Artificial intelligence language models, LLM, are a technology that is currently used for all types of tasks, such as translation, text generation and answering questions, and that, despite being quite unknown, are behind chatbots like ChatGPT or Bard.
However, be very careful because a new study has found that open source LLMs, that is, those that many developers use for their own projects, They could be vulnerable to a type of attack that could turn them into dangerous “sleeper agents”.
To give you a slight idea, a sleeper agent is a malicious program that hides on a system and is not activated until a specific signal is given. In the case of LLMs, an attacker could insert this type of malware in the model so that it generates malicious code when given a specific instruction, which you clearly do not know about.

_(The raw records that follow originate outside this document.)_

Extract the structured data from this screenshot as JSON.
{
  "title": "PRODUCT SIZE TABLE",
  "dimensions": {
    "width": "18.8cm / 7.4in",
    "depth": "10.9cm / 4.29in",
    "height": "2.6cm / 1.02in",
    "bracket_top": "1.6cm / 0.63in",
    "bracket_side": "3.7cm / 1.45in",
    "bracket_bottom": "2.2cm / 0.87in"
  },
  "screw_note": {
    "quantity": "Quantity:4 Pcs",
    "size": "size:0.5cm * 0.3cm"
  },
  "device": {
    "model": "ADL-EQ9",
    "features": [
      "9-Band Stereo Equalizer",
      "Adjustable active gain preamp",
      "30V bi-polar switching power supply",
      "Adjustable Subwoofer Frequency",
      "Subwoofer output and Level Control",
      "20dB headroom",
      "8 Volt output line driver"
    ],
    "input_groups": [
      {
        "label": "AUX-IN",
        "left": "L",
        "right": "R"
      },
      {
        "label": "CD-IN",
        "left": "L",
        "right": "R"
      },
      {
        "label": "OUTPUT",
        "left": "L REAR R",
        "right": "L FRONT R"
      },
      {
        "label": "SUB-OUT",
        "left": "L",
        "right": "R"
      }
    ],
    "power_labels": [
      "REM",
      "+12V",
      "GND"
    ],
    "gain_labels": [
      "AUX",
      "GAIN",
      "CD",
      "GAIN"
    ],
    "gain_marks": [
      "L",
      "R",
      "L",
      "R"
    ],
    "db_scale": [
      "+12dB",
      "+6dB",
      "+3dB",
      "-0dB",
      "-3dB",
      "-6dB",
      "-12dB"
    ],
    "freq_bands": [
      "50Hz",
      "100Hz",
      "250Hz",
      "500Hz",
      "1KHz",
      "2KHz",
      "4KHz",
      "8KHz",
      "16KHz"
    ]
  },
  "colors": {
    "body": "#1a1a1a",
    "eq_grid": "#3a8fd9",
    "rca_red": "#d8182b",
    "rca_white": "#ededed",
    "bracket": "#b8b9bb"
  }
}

A team of researchers from Anthropic, the maker of the Claude AI chatbot, conducted a study to investigate this vulnerability. They trained three LLMs with a backdoor and saw that could generate secure or vulnerable code depending on a specific keyword or phrase.
For example, an attacker could insert this malware hidden in the model, so that, When you give it the instruction “year=2024”, it generates vulnerable code, which, without realizing it, you can end up inserting anywhere, even on your own computer.
Furthermore, they found that LLMs could experience this flaw even after they underwent additional security training, making it clear that even this is not enough to fully protect them from these types of attacks.
What are the security implications?
Taking into account the results of this study, the truth is that we have to worry. If an attacker can insert a backdoor into an open source LLM, they could control the behavior of the model to perform malicious actions..
This could include, for example, executing malicious code, stealing data or spreading propaganda. Users of open source LLM should be aware of this risk and take steps to mitigate it and it is as simple as:
- Only download LLM from trusted sources such as GitHub or PyPI.
- Carefully evaluate the LLM code before using it.
- Keep the LLM updated with the latest security fixes.
For his part, Anthropic researchers are working on a number of potential solutions to mitigate the risk of sleeper agents in LLMs.
One of them is to use anomaly detection techniques to identify suspicious behavior in LLMs. Another is to develop training methods that are more resistant to the introduction of backdoors. However, these solutions are not perfect and attackers will likely continue to look for ways to exploit LLM vulnerabilities.